Di masyarakat Sunda, pertikaian pemikiran seperti di atas memang luput dari kehidupan. Hal ini menunjukkan kepiawaian para leluhur kita dalam memperkenalkan pengetahuan kepada masyarakat secara substantif. Sebagai contoh, leluhur Sunda tidak pernah membuat pernyataan dalam bentuk leksikal, lugas, dan definitif. Mereka cenderung melahirkan simbol dan mengemukakan pandangan dalam bentuk silib siloka atau metafor. Hal ini dilakukan agar generasi setelahnya tidak baku hantam dalam ranah tekstual, tapi lebih mengajak agar berpikir secara mendalam terhadap simbol yang ada dan mengemukakannya secara kontesktual.

Para leluhur kita menyadari bahwa perkembangan pemikiran manusia dari waktu ke waktu akan mengubah cara pandang manusia terhadap realita.
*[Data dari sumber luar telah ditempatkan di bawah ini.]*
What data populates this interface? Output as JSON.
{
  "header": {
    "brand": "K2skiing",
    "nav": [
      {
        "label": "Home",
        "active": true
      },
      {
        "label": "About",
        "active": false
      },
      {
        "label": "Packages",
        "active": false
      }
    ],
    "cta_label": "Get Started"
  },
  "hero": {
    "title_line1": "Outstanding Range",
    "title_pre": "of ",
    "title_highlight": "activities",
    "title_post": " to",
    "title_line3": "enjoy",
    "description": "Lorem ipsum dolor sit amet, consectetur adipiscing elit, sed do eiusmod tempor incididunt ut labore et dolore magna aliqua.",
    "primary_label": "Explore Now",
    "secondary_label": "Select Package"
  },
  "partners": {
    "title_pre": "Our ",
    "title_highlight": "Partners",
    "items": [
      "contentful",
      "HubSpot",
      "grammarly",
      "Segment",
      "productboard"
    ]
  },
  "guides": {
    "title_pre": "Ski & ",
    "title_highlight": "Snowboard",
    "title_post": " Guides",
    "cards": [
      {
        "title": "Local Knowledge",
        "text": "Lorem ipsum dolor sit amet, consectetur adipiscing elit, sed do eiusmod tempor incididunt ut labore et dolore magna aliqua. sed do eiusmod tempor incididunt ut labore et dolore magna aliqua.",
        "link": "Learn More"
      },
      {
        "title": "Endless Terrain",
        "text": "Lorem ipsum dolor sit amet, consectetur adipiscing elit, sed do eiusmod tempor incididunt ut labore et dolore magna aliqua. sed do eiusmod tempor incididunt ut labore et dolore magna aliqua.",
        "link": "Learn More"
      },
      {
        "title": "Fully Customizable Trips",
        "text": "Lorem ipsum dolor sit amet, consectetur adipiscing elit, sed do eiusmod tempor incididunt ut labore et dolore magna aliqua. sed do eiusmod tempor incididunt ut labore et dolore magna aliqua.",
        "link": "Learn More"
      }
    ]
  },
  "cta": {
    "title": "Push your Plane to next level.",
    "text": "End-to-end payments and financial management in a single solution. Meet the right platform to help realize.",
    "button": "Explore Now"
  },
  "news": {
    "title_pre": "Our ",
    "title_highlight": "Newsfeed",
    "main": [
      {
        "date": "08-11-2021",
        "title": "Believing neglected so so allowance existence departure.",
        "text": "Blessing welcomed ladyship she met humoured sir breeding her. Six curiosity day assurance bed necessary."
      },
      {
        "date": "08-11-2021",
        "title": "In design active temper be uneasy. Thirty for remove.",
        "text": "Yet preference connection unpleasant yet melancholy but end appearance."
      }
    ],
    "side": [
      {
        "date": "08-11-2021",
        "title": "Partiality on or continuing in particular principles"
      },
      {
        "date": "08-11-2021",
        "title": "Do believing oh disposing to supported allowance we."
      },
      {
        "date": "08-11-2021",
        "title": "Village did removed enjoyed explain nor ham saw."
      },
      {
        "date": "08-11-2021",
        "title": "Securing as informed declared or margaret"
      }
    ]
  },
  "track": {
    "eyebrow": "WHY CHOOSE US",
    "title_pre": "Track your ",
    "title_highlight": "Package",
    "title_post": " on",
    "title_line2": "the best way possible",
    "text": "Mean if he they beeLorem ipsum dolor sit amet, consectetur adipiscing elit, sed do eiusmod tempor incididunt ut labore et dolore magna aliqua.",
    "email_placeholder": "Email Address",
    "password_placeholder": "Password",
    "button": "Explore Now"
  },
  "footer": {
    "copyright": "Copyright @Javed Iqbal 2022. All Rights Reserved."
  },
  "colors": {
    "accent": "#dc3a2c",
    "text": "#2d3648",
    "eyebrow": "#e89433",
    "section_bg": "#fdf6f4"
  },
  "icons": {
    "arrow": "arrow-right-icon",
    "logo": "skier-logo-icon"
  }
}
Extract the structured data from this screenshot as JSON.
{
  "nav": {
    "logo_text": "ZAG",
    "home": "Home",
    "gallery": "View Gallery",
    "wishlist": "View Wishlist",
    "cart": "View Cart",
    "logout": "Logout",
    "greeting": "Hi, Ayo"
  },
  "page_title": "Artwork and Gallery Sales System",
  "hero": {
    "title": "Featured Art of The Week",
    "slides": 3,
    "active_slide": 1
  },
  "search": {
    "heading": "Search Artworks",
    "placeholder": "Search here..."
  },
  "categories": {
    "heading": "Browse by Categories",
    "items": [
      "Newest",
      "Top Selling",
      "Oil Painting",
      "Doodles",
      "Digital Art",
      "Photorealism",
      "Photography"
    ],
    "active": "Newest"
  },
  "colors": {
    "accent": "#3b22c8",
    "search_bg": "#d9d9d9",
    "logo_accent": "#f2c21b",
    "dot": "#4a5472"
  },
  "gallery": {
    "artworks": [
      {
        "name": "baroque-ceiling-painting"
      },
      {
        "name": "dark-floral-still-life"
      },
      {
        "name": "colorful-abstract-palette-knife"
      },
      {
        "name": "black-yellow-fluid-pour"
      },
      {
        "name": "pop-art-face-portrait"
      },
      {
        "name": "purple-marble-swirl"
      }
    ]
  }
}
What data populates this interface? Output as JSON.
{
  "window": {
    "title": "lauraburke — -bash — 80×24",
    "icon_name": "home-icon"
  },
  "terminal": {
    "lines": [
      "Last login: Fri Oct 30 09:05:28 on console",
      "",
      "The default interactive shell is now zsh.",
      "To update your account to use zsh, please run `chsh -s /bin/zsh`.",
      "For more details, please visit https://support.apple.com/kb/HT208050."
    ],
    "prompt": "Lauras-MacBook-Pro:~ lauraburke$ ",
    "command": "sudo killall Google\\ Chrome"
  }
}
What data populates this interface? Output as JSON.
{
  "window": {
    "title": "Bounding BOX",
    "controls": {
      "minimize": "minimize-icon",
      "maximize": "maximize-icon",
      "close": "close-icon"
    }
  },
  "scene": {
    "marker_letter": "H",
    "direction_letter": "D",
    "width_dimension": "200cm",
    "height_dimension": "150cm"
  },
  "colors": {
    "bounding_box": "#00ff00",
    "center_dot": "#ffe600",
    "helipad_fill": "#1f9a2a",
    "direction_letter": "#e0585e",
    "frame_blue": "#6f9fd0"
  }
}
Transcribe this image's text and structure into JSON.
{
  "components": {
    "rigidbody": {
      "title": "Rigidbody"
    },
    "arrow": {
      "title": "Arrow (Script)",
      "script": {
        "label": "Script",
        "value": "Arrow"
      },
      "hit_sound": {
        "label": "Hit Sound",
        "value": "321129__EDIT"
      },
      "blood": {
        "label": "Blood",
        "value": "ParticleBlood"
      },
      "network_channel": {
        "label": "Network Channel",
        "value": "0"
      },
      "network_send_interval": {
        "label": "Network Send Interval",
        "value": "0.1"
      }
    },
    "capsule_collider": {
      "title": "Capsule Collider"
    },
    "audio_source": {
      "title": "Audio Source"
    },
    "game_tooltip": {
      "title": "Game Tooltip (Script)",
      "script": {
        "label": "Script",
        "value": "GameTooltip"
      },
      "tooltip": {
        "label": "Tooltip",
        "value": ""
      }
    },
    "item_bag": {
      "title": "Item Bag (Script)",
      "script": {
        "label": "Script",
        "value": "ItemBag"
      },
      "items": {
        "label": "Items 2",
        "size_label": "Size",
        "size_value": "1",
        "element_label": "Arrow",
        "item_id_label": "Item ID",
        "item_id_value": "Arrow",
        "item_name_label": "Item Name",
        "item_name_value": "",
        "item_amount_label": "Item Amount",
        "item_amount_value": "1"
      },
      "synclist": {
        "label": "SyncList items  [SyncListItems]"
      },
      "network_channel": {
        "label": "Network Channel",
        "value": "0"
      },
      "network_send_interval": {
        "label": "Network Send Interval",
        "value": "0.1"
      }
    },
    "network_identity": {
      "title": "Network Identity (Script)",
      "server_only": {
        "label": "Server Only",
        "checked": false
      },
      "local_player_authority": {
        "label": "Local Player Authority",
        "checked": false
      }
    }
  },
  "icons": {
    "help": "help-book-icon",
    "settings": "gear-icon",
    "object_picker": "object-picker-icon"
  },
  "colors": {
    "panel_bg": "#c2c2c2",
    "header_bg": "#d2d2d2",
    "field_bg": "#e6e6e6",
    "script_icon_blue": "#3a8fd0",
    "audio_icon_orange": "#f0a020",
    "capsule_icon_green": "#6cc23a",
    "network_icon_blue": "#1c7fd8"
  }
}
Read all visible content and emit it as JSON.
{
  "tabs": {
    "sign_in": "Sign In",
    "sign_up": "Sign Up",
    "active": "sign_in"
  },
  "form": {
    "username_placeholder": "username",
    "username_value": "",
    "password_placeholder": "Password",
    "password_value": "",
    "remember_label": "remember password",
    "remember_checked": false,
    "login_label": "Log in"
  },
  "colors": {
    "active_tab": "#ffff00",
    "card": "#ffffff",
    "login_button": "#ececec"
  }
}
Itulah alasan peribahasa, miindung ka waktu mibapa ka jaman (adaptasi terhadap waktu dan perkembangan zaman) selalu dibahasakan dari waktu ke waktu di masyarakat Sunda.

Ada kesalahpahaman dalam memaknai peribahasa di atas, seolah adaptasi dengan waktu dan perkembangan zaman dimaknai dengan sikap kita meninggalkan kebiasaan lama dan digantikan oleh kebiasaan baru. Pandangan seperti itu justru yang telah membuka pertentangan antara trandisi dan modern. Yang seharusnya terjadi yaitu kita memandang tradisi-tradisi yang telah diciptakan oleh para leluhur sebagai bekal bagi kita untuk dikembangkan dan disesuaikan dengan cara pandang modern. Jika tidak demikian, maka dalam proses penggalian sistem pengetahuan kasundaan dan kasukabumian akan terus mengalami hambatan karena keengganan kita dalam mengakui sistem pengetahuan yang telah diciptakan oleh para leluhur.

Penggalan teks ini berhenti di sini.